Hem vatandaş tıpkı vakitte siyasi başkanlar, iç savaş devrindeki olayların, o acıların farkındalar. Ülkenin bir daha o denli bir duruma çekilmesine müsaade etmiyorlar; o manada olumlu bir istikameti var bütün aksiliklere karşın.”



NÜFUSA ORANLA en çok SURİYELİ MÜLTECİNİN SIĞINDIĞI ÜLKE

2011 yılında başlayan Suriye’deki iç savaş daha sonrası Lübnan, 1,5 milyon Suriyeli mülteciye kapılarını açtı.

O denli ki yaklaşık 1 milyona yakın mülteci sayısı bile ülke nüfusunun da yüzde 25’ine tekabül ediyor.
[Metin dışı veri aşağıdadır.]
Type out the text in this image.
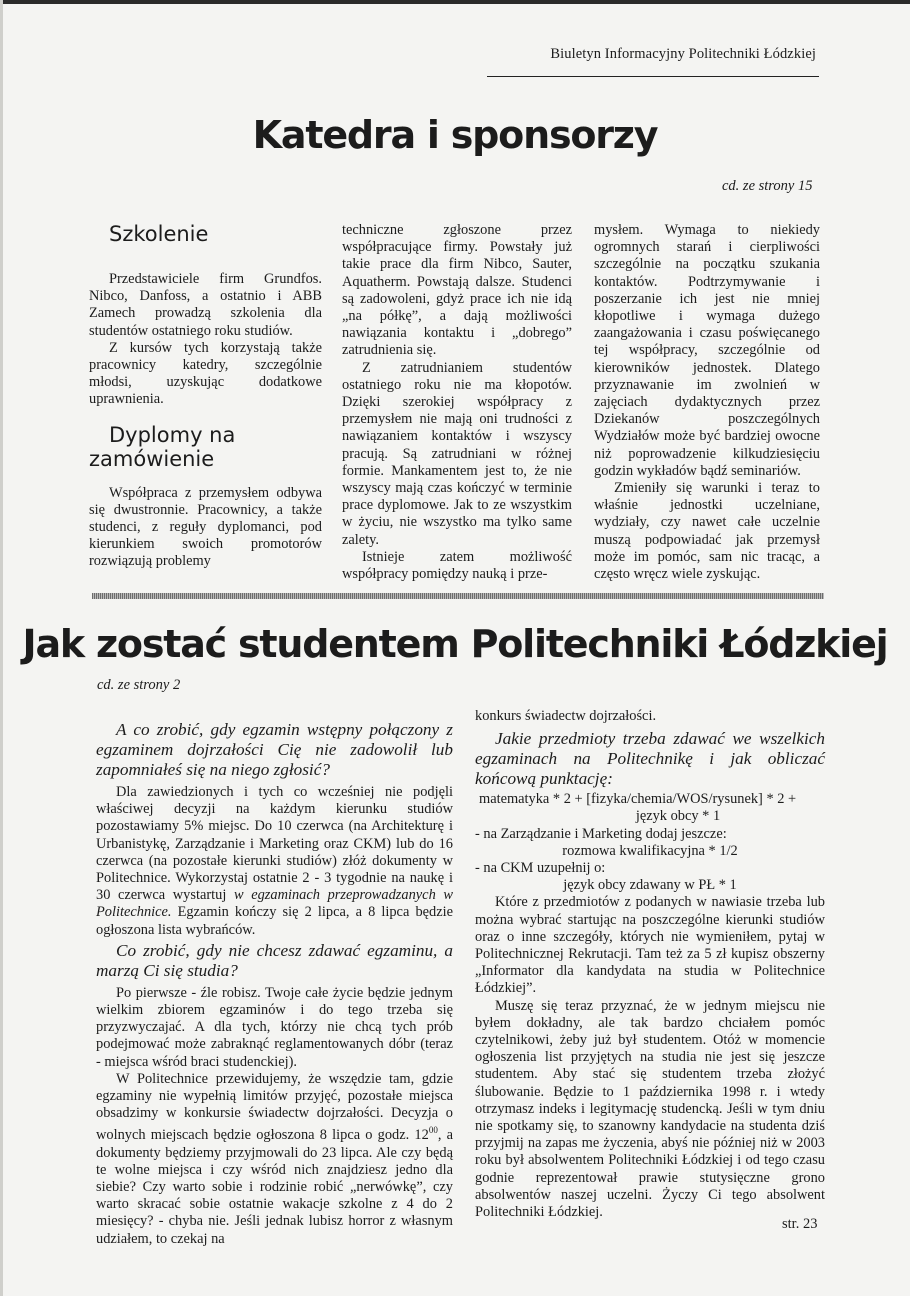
Biuletyn Informacyjny Politechniki Łódzkiej
Katedra i sponsorzy
cd. ze strony 15

Szkolenie

Przedstawiciele firm Grundfos. Nibco, Danfoss, a ostatnio i ABB Zamech prowadzą szkolenia dla studentów ostatniego roku studiów.

Z kursów tych korzystają także pracownicy katedry, szczególnie młodsi, uzyskując dodatkowe uprawnienia.

Dyplomy na zamówienie

Współpraca z przemysłem odbywa się dwustronnie. Pracownicy, a także studenci, z reguły dyplomanci, pod kierunkiem swoich promotorów rozwiązują problemy

techniczne zgłoszone przez współpracujące firmy. Powstały już takie prace dla firm Nibco, Sauter, Aquatherm. Powstają dalsze. Studenci są zadowoleni, gdyż prace ich nie idą „na półkę”, a dają możliwości nawiązania kontaktu i „dobrego” zatrudnienia się.

Z zatrudnianiem studentów ostatniego roku nie ma kłopotów. Dzięki szerokiej współpracy z przemysłem nie mają oni trudności z nawiązaniem kontaktów i wszyscy pracują. Są zatrudniani w różnej formie. Mankamentem jest to, że nie wszyscy mają czas kończyć w terminie prace dyplomowe. Jak to ze wszystkim w życiu, nie wszystko ma tylko same zalety.

Istnieje zatem możliwość współpracy pomiędzy nauką i prze-

mysłem. Wymaga to niekiedy ogromnych starań i cierpliwości szczególnie na początku szukania kontaktów. Podtrzymywanie i poszerzanie ich jest nie mniej kłopotliwe i wymaga dużego zaangażowania i czasu poświęcanego tej współpracy, szczególnie od kierowników jednostek. Dlatego przyznawanie im zwolnień w zajęciach dydaktycznych przez Dziekanów poszczególnych Wydziałów może być bardziej owocne niż poprowadzenie kilkudziesięciu godzin wykładów bądź seminariów.

Zmieniły się warunki i teraz to właśnie jednostki uczelniane, wydziały, czy nawet całe uczelnie muszą podpowiadać jak przemysł może im pomóc, sam nic tracąc, a często wręcz wiele zyskując.

Jak zostać studentem Politechniki Łódzkiej
cd. ze strony 2

A co zrobić, gdy egzamin wstępny połączony z egzaminem dojrzałości Cię nie zadowolił lub zapomniałeś się na niego zgłosić?

Dla zawiedzionych i tych co wcześniej nie podjęli właściwej decyzji na każdym kierunku studiów pozostawiamy 5% miejsc. Do 10 czerwca (na Architekturę i Urbanistykę, Zarządzanie i Marketing oraz CKM) lub do 16 czerwca (na pozostałe kierunki studiów) złóż dokumenty w Politechnice. Wykorzystaj ostatnie 2 - 3 tygodnie na naukę i 30 czerwca wystartuj w egzaminach przeprowadzanych w Politechnice. Egzamin kończy się 2 lipca, a 8 lipca będzie ogłoszona lista wybrańców.

Co zrobić, gdy nie chcesz zdawać egzaminu, a marzą Ci się studia?

Po pierwsze - źle robisz. Twoje całe życie będzie jednym wielkim zbiorem egzaminów i do tego trzeba się przyzwyczajać. A dla tych, którzy nie chcą tych prób podejmować może zabraknąć reglamentowanych dóbr (teraz - miejsca wśród braci studenckiej).

W Politechnice przewidujemy, że wszędzie tam, gdzie egzaminy nie wypełnią limitów przyjęć, pozostałe miejsca obsadzimy w konkursie świadectw dojrzałości. Decyzja o wolnych miejscach będzie ogłoszona 8 lipca o godz. $12^{00}$, a dokumenty będziemy przyjmowali do 23 lipca. Ale czy będą te wolne miejsca i czy wśród nich znajdziesz jedno dla siebie? Czy warto sobie i rodzinie robić „nerwówkę”, czy warto skracać sobie ostatnie wakacje szkolne z 4 do 2 miesięcy? - chyba nie. Jeśli jednak lubisz horror z własnym udziałem, to czekaj na

konkurs świadectw dojrzałości.

Jakie przedmioty trzeba zdawać we wszelkich egzaminach na Politechnikę i jak obliczać końcową punktację:

matematyka * 2 + [fizyka/chemia/WOS/rysunek] * 2 +

język obcy * 1

- na Zarządzanie i Marketing dodaj jeszcze:

rozmowa kwalifikacyjna * 1/2

- na CKM uzupełnij o:

język obcy zdawany w PŁ * 1

Które z przedmiotów z podanych w nawiasie trzeba lub można wybrać startując na poszczególne kierunki studiów oraz o inne szczegóły, których nie wymieniłem, pytaj w Politechnicznej Rekrutacji. Tam też za 5 zł kupisz obszerny „Informator dla kandydata na studia w Politechnice Łódzkiej”.

Muszę się teraz przyznać, że w jednym miejscu nie byłem dokładny, ale tak bardzo chciałem pomóc czytelnikowi, żeby już był studentem. Otóż w momencie ogłoszenia list przyjętych na studia nie jest się jeszcze studentem. Aby stać się studentem trzeba złożyć ślubowanie. Będzie to 1 października 1998 r. i wtedy otrzymasz indeks i legitymację studencką. Jeśli w tym dniu nie spotkamy się, to szanowny kandydacie na studenta dziś przyjmij na zapas me życzenia, abyś nie później niż w 2003 roku był absolwentem Politechniki Łódzkiej i od tego czasu godnie reprezentował prawie stutysięczne grono absolwentów naszej uczelni. Życzy Ci tego absolwent Politechniki Łódzkiej.

str. 23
Mahmut Geldi, bir epeyce krizin yaşandığı ülkede mevcut aksaklıkların dahi giderilemediğine şu sözlerle değiniyor:

“Tabi ülkedeki kriz büyük. Şu anda Filistin mültecileri var, Suriye mültecileri var. Her gelen kriz, her çöken kurum yahut projenin yerine yenisi gelmiyor.

Beyrut Limanı’ndaki patlamanın yıkımı hala olduğu üzere duruyor, imara yönelik hiç bir adım atılmadı. Ülke büsbütün bahtına terk edilmiş diyebiliriz.“



BEYRUT LİMANI ÜLKE İKTİSADININ CAN DAMARIYDI

Lübnan’ı son periyotta ekonomik açıdan sarsan en büyük olay, Beyrut Limanı patlaması oldu.
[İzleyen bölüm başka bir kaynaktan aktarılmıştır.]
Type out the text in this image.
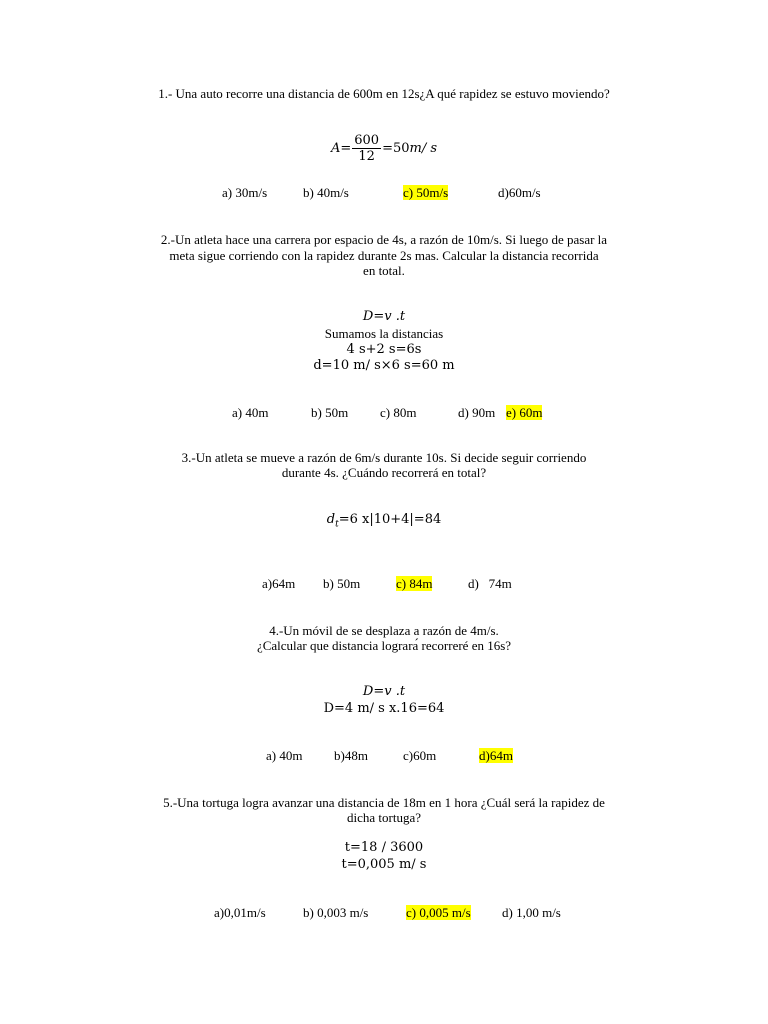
1.- Una auto recorre una distancia de 600m en 12s¿A qué rapidez se estuvo moviendo?
$A= \frac{600}{12} =50m/$ s
a) 30m/s	b) 40m/s	c) 50m/s	d)60m/s
2.-Un atleta hace una carrera por espacio de 4s, a razón de 10m/s. Si luego de pasar la
meta sigue corriendo con la rapidez durante 2s mas. Calcular la distancia recorrida
en total.
D=v .t
Sumamos la distancias
4 s+2 s=6s
d=10 m/ s×6 s=60 m
a) 40m	b) 50m c) 80m	d) 90m e) 60m
3.-Un atleta se mueve a razón de 6m/s durante 10s. Si decide seguir corriendo
durante 4s. ¿Cuándo recorrerá en total?
$d_t=6$ x|10+4|=84
a)64m b) 50m	c) 84m	d)   74m
4.-Un móvil de se desplaza a razón de 4m/s.
¿Calcular que distancia lograrа́ recorreré en 16s?
D=v .t
D=4 m/ s x.16=64
a) 40m b)48m	c)60m	d)64m
5.-Una tortuga logra avanzar una distancia de 18m en 1 hora ¿Cuál será la rapidez de
dicha tortuga?
t=18 / 3600
t=0,005 m/ s
a)0,01m/s	b) 0,003 m/s	c) 0,005 m/s d) 1,00 m/s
Beyrut Limanı’ndaki patlamada maddi hasarın 15 milyar doların üzerinde olduğu iddia ediliyor.

Patlama niçiniyle 300 bin kişi evsiz kaldı; bölgede lüks otellerin yüzde 90’ı kullanılamaz hale geldi. Binlerce konut ve ticari işletmede hasar meydana geldi.

Çünkü Beyrut Limanı, Doğu Akdeniz’in en büyük ve en işlek limanlarından biri olmasının yanı sıra Lübnan iktisadının de can damarıydı.
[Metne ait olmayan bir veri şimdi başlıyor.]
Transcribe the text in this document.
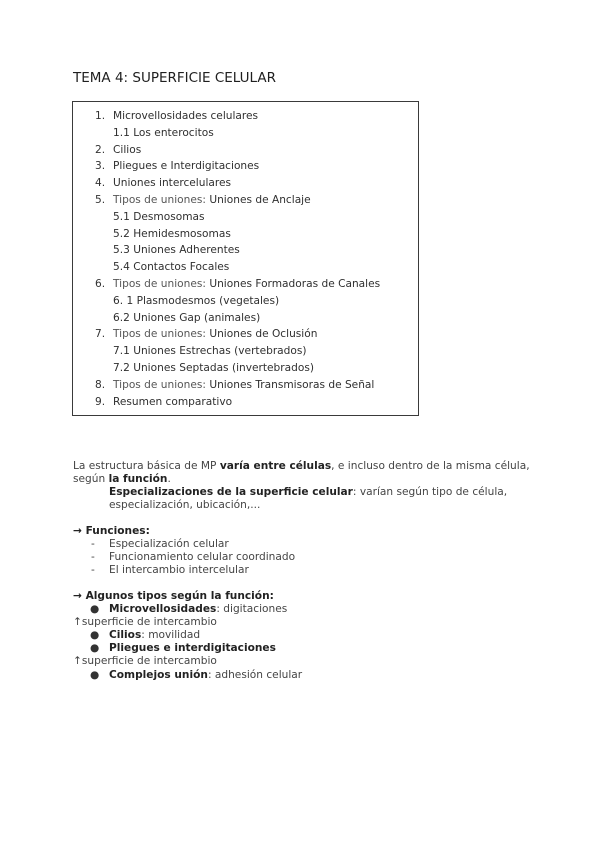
TEMA 4: SUPERFICIE CELULAR
1. Microvellosidades celulares
1.1 Los enterocitos
2. Cilios
3. Pliegues e Interdigitaciones
4. Uniones intercelulares
5. Tipos de uniones: Uniones de Anclaje
5.1 Desmosomas
5.2 Hemidesmosomas
5.3 Uniones Adherentes
5.4 Contactos Focales
6. Tipos de uniones: Uniones Formadoras de Canales
6. 1 Plasmodesmos (vegetales)
6.2 Uniones Gap (animales)
7. Tipos de uniones: Uniones de Oclusión
7.1 Uniones Estrechas (vertebrados)
7.2 Uniones Septadas (invertebrados)
8. Tipos de uniones: Uniones Transmisoras de Señal
9. Resumen comparativo
La estructura básica de MP varía entre células, e incluso dentro de la misma célula,
según la función.
Especializaciones de la superficie celular: varían según tipo de célula,
especialización, ubicación,...
→ Funciones:
- Especialización celular
- Funcionamiento celular coordinado
- El intercambio intercelular
→ Algunos tipos según la función:
● Microvellosidades: digitaciones
↑superficie de intercambio
● Cilios: movilidad
● Pliegues e interdigitaciones
↑superficie de intercambio
● Complejos unión: adhesión celular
2017 yılı bilgilerine bakılırsa limandan elde edilen net kâr, 124 milyon dolardı.


PATLAMA daha sonraSI İZLENEN SİYASET


Beyrut Limanı patlaması daha sonrası gerçekleştirilen siyasi hareketlerle ülkenin durumunun daha berbata gitmesinin önüne geçildiğine Mahmut Geldi şu sözlerle dikkat çekti:

“Beyrut Limanı’ndaki patlamadan daha sonra aslında parlamento da çöküyordu, hakikaten Cumhurbaşkanı’na kadar uzanıyordu bahis. Lakin politikler çabucak çok şuurlu olarak, vakit kazanmayı epeyce uygun biliyorlar.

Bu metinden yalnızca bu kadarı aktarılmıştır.